The effects of too much sitting are hard to counter with exercise alone. Even if people work out every day of the week, far above the suggested 2-3 hours, they still cannot reverse the effects of sitting 7 hours at a time. In fact, even something as little as sitting down for two hours can erase the health benefits achieved from 20 minutes of exercise. Exercise will definitely blunt the effect of too much sitting, but not completely.
In terms of numbers, people who spend time sitting for about 8 hours a day but are otherwise physically active have a much lower risk of death when compared to others who sat for a shorter duration but were not necessarily physically active. This should drive home the importance of physical activity, no matter how many hours a day an individual sits.
Simply sitting down is only part of the problem. It’s how an individual sits is that may be aggravating the problem. For instance, a physical therapist observes that when a person sits in a chair too long, they turn into the chair. Since no movement occurs while seated, organs tend to slump out of their best position and can lead to developing aches, pains, and stiffness.

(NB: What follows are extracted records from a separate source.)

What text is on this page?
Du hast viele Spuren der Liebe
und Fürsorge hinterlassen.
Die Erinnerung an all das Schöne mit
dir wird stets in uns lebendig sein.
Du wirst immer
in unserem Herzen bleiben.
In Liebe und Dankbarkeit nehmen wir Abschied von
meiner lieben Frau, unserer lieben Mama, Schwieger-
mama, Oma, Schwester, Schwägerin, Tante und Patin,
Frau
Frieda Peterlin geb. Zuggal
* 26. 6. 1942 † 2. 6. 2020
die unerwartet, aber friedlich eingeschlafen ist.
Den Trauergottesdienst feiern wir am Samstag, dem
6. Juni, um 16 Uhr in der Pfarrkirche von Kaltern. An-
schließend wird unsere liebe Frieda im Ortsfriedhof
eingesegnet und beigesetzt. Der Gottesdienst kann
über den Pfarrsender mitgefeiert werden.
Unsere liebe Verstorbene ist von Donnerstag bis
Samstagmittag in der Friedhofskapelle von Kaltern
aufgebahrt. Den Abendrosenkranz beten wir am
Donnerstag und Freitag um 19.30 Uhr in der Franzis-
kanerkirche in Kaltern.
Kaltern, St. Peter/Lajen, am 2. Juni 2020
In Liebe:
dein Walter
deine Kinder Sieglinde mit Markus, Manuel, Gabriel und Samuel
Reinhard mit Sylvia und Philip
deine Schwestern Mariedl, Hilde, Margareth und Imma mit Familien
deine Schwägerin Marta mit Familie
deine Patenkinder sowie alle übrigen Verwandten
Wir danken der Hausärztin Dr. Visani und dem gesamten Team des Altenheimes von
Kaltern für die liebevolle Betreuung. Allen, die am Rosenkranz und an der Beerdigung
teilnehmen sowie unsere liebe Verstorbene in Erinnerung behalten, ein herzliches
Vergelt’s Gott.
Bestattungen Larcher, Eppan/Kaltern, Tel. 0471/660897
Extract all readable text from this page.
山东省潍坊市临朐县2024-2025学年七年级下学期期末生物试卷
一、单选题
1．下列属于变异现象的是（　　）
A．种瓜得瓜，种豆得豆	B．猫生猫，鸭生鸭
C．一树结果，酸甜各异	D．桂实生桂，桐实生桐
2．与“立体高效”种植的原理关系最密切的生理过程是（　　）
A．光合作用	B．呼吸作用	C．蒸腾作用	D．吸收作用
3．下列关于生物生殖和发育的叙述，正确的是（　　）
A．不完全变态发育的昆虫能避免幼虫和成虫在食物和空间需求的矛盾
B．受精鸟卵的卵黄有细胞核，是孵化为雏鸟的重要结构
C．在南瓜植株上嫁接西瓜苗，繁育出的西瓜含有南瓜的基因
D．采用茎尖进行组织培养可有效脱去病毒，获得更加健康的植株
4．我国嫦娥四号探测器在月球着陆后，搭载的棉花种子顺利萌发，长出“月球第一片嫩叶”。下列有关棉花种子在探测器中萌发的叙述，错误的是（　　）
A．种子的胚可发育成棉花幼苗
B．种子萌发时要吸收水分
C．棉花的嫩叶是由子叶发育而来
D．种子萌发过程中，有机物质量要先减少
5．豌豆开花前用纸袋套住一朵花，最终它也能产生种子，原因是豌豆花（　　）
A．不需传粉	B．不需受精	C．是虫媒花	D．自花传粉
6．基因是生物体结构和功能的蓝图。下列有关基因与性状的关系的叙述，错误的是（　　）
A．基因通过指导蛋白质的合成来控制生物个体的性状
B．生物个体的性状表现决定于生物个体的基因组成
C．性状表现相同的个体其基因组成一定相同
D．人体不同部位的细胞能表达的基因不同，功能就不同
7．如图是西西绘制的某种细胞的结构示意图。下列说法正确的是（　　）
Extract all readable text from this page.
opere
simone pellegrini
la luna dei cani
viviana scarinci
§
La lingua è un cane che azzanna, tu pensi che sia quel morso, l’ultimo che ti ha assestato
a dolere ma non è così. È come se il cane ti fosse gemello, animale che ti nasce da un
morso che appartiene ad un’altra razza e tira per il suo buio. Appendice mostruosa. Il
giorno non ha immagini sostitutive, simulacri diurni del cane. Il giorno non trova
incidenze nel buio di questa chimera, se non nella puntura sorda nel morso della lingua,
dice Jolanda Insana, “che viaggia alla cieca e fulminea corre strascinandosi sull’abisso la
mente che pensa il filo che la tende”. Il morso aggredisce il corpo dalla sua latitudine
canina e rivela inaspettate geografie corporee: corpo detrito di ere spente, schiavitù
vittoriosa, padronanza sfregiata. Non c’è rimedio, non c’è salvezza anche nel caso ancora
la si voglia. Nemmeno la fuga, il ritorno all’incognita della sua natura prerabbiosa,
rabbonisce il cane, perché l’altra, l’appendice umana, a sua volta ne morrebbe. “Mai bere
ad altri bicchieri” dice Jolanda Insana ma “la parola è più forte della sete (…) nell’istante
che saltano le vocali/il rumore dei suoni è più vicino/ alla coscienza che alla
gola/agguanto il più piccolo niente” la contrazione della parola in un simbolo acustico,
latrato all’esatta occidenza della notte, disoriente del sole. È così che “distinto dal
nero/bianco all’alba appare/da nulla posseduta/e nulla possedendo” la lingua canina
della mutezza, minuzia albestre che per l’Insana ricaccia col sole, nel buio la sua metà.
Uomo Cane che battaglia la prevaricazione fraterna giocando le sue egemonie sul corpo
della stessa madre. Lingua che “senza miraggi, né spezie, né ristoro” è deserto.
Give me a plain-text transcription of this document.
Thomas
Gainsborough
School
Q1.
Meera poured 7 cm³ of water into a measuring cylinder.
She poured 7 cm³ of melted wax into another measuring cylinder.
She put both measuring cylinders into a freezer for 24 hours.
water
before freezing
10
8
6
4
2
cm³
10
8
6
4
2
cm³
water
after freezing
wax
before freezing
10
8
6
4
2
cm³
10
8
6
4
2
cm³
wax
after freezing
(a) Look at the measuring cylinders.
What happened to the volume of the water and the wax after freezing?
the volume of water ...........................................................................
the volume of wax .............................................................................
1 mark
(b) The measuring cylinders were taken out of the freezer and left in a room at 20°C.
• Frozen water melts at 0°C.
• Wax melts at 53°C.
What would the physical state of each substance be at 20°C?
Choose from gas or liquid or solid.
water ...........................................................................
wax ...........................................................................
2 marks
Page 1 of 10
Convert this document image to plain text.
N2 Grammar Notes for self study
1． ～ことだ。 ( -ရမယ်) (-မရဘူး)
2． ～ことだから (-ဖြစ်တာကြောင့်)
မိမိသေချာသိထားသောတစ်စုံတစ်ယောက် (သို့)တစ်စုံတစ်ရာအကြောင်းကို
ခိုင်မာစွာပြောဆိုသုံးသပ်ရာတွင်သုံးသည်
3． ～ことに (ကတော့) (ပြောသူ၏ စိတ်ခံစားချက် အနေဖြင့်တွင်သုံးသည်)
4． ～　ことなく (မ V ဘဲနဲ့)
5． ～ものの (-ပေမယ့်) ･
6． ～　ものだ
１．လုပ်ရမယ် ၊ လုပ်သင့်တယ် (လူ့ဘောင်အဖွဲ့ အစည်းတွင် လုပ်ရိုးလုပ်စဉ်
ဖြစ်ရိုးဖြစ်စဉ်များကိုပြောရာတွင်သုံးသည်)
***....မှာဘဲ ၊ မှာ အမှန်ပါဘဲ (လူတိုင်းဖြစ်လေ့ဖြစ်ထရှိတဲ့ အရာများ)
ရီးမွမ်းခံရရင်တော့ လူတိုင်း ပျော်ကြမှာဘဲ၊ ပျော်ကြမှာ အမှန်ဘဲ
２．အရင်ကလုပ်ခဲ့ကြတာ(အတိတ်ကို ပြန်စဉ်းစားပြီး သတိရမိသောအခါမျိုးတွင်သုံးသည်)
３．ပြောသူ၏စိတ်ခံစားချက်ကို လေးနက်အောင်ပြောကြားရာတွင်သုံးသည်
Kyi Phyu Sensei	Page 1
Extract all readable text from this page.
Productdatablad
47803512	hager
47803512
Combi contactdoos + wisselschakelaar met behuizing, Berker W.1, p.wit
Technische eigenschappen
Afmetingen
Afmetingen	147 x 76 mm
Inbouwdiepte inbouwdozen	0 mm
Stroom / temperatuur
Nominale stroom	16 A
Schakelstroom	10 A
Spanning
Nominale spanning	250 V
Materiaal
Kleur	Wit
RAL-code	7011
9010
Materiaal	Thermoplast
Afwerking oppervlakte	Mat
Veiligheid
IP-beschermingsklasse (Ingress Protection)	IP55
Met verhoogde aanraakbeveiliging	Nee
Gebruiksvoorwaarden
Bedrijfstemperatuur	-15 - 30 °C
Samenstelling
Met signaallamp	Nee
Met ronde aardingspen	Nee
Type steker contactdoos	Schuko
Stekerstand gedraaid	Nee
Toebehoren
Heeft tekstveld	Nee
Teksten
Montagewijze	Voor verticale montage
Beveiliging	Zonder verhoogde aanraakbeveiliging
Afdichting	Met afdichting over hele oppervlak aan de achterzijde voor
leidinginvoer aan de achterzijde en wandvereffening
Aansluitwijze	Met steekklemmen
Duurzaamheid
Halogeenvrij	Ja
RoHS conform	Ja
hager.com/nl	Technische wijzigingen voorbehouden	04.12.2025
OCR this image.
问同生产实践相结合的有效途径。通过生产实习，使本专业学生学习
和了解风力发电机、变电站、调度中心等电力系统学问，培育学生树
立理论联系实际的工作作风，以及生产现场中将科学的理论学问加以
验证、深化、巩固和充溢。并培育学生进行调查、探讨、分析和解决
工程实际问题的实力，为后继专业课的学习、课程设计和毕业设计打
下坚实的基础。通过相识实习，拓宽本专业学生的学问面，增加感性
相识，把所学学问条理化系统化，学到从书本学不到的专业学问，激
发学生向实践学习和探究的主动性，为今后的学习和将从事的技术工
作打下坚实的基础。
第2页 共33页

On the other hand, sitting with good posture may improve the situation somewhat. Yet, it is still crucial that sitting periods be broken up by short bouts of activity. Most experts recommend taking a break from sitting every hour. The recommendation is to get up and walk around for five minutes before lounging back into the chair once more.
And even when sitting, try to shift positions every fifteen minutes or so to keep mobility in motion. Just remember that the human body was in fact designed to move to work at its best. And anything short of that much-needed movement will put it at risk and impair its performance in many different ways.